His opponent, Scott Junk (USA) trains with BJ Penn, which makes him an instant local favorite. "Well, it's a damn shame for Fujimoto," said Junk, "but I'm gonna have to send him home with a loss!"

The rotund Butterbean (USA), is a crowd pleaser who hopes to get his hook in. "I am excited about being here, all these wonderful fans, I love you all!" he said.
His opponent, Marcus "XL" Royster (USA) is a big fighter making his K-1 debut here: "It is great that I can debut with an icon as an opponent, it will be a good fight!"

Carter Williams (USA) captured the American K-1 Championship in 2003. "I am gonna get down and do my best!" he pledged.
His opponent Nobu Hayashi (Japan) is a late substitute who brings experience against good fighters to the ring: "I will do my best, I plan to win the first then go on from there, I think I can win the tournament!"
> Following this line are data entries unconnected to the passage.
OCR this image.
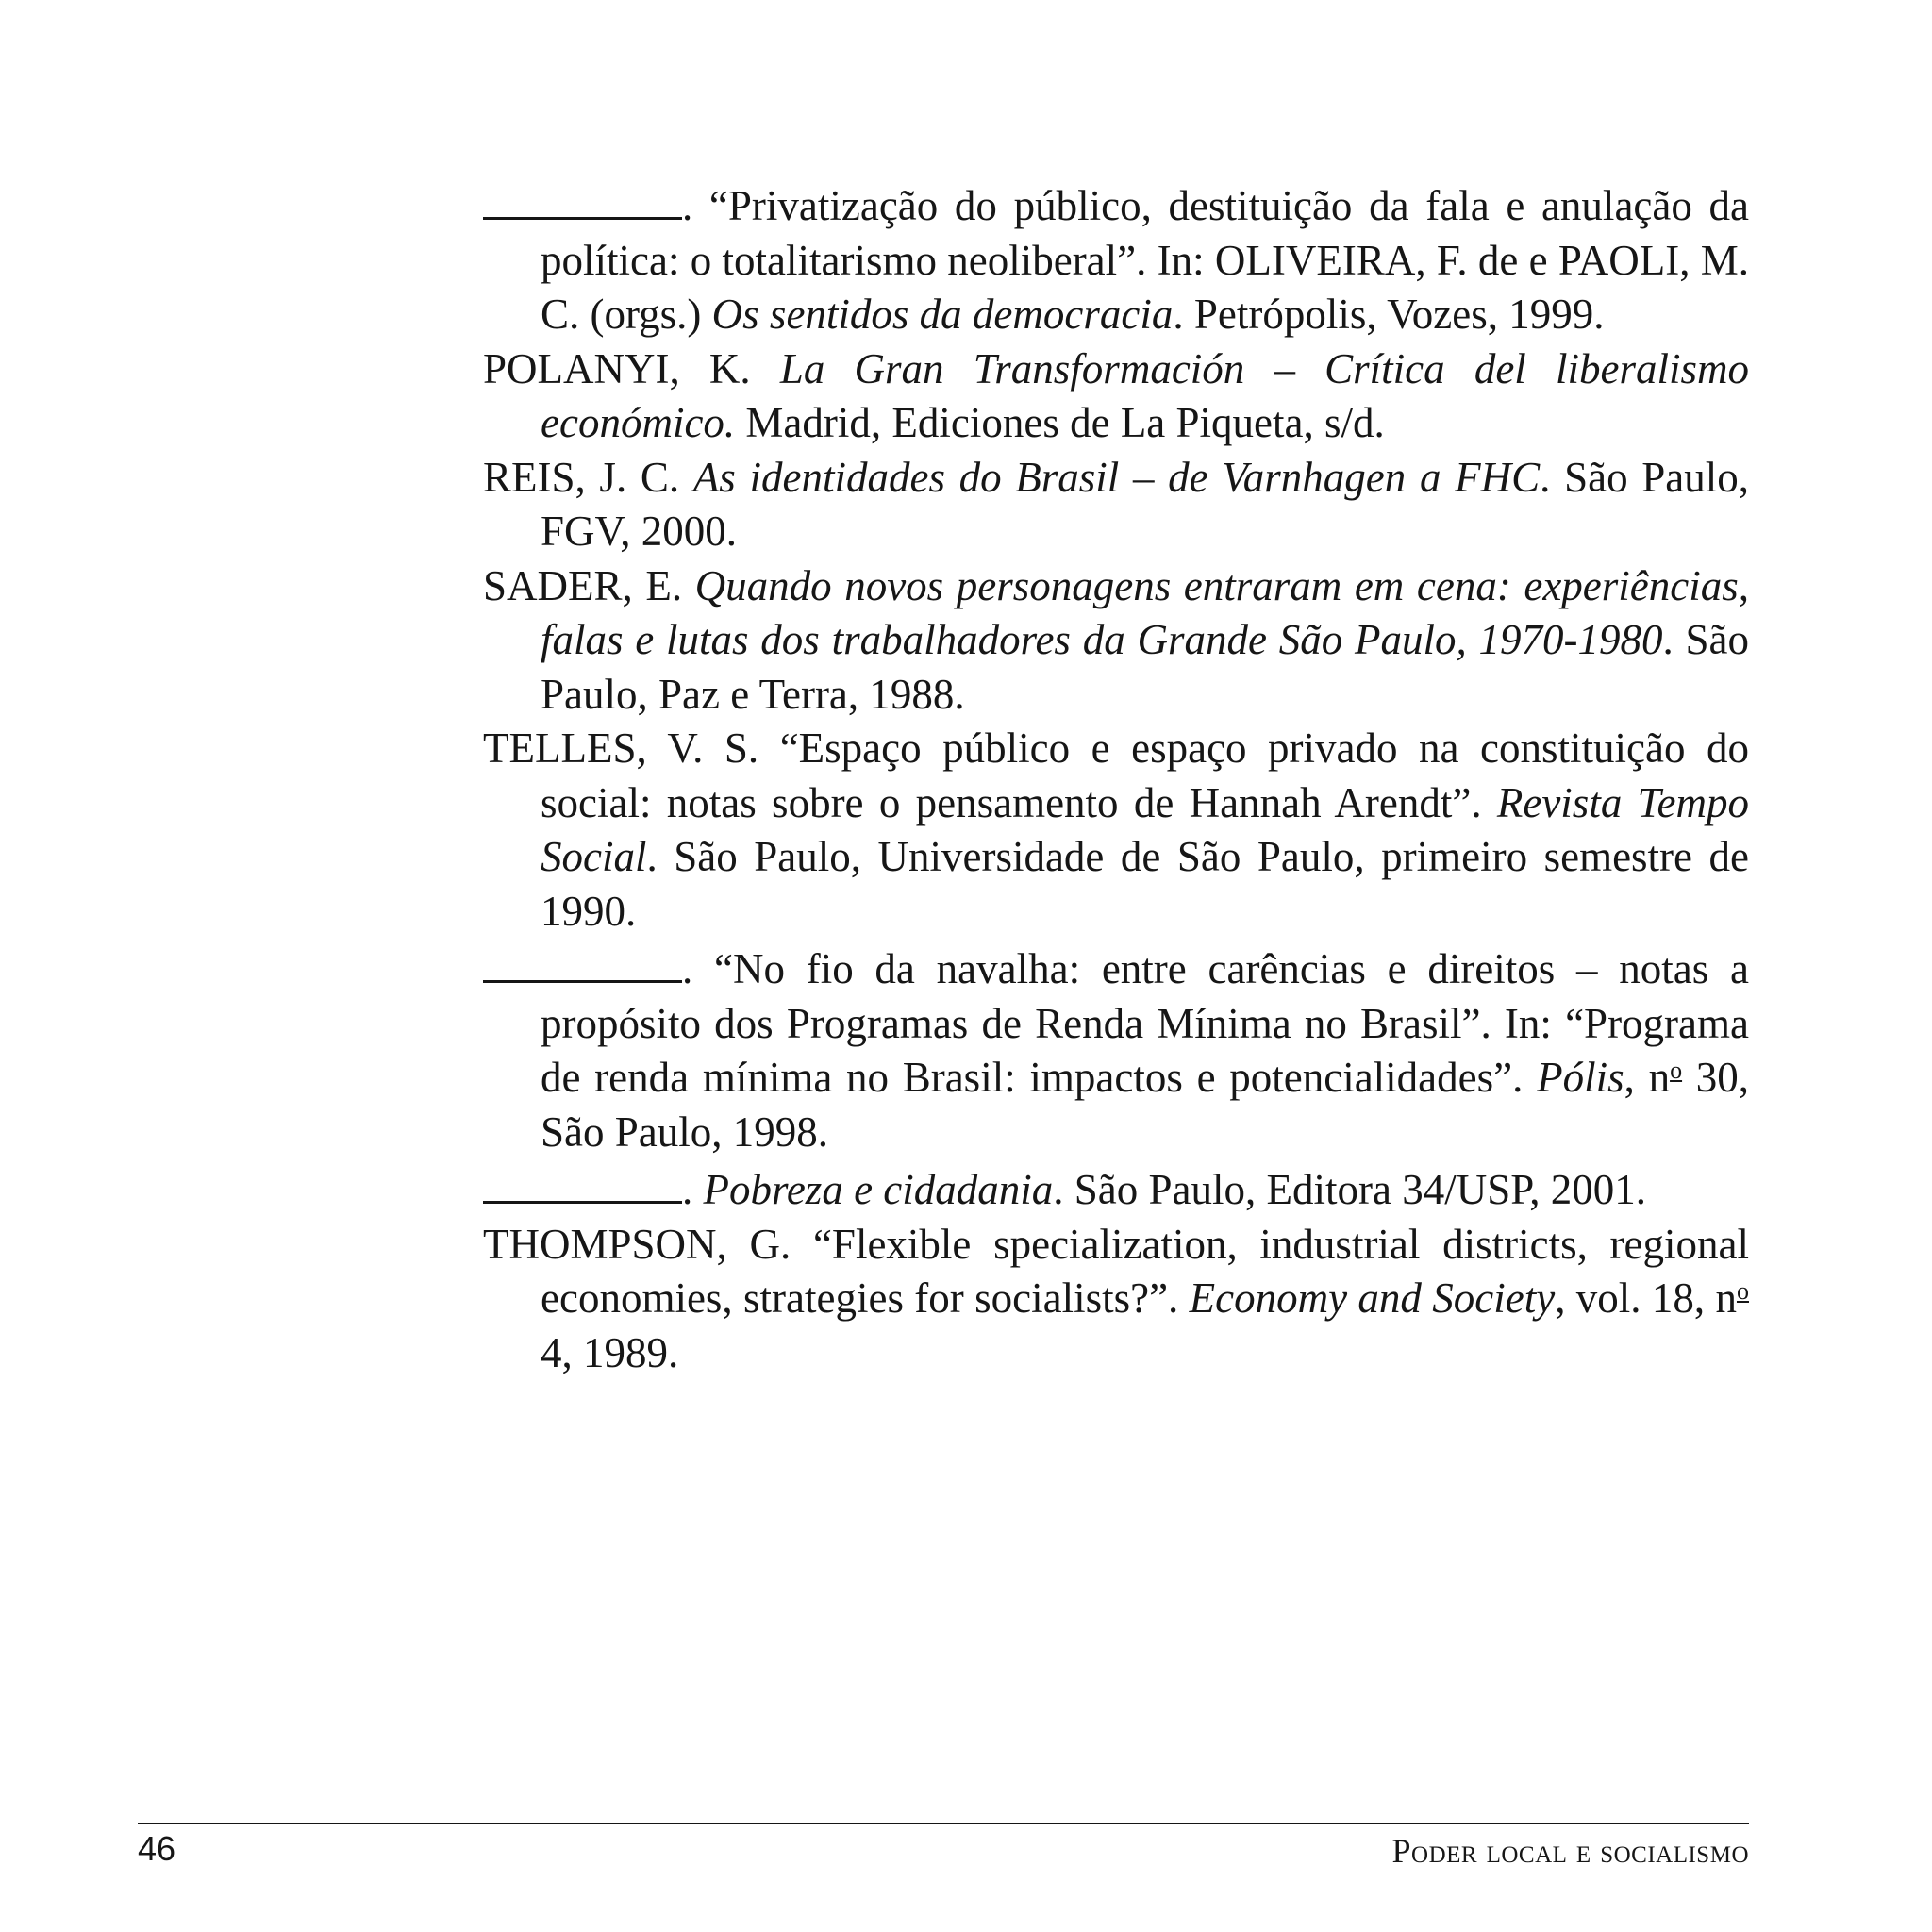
. “Privatização do público, destituição da fala e anulação da política: o totalitarismo neoliberal”. In: OLIVEIRA, F. de e PAOLI, M. C. (orgs.) Os sentidos da democracia. Petrópolis, Vozes, 1999.
POLANYI, K. La Gran Transformación – Crítica del liberalismo económico. Madrid, Ediciones de La Piqueta, s/d.
REIS, J. C. As identidades do Brasil – de Varnhagen a FHC. São Paulo, FGV, 2000.
SADER, E. Quando novos personagens entraram em cena: experiências, falas e lutas dos trabalhadores da Grande São Paulo, 1970-1980. São Paulo, Paz e Terra, 1988.
TELLES, V. S. “Espaço público e espaço privado na constituição do social: notas sobre o pensamento de Hannah Arendt”. Revista Tempo Social. São Paulo, Universidade de São Paulo, primeiro semestre de 1990.
. “No fio da navalha: entre carências e direitos – notas a propósito dos Programas de Renda Mínima no Brasil”. In: “Programa de renda mínima no Brasil: impactos e potencialidades”. Pólis, $n^o$ 30, São Paulo, 1998.
. Pobreza e cidadania. São Paulo, Editora 34/USP, 2001.
THOMPSON, G. “Flexible specialization, industrial districts, regional economies, strategies for socialists?”. Economy and Society, vol. 18, $n^o$ 4, 1989.
46	Poder local e socialismo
A real brawler, Gary "Big Daddy" Goodridge (Trinidad and Tobago) likes to take the fight to his opponent, and will do that here. "You know me," he said, "I'm zero-to-a-hundred in less than one second, and I don't quit till it's done!"
In the last quarterfinal Goodridge will meet Wesley "Cabbage" Correia (USA). This promises to be wild.

A Hawaiian slugger who will have the crowd behind him, Cabbage explained his flexible but fist-friendly attitude. "I have no plan, I'm just gonna wing it. I'll get in and then you will see the leather start flying!"

Good time and place for it, a Honolulu summer evening.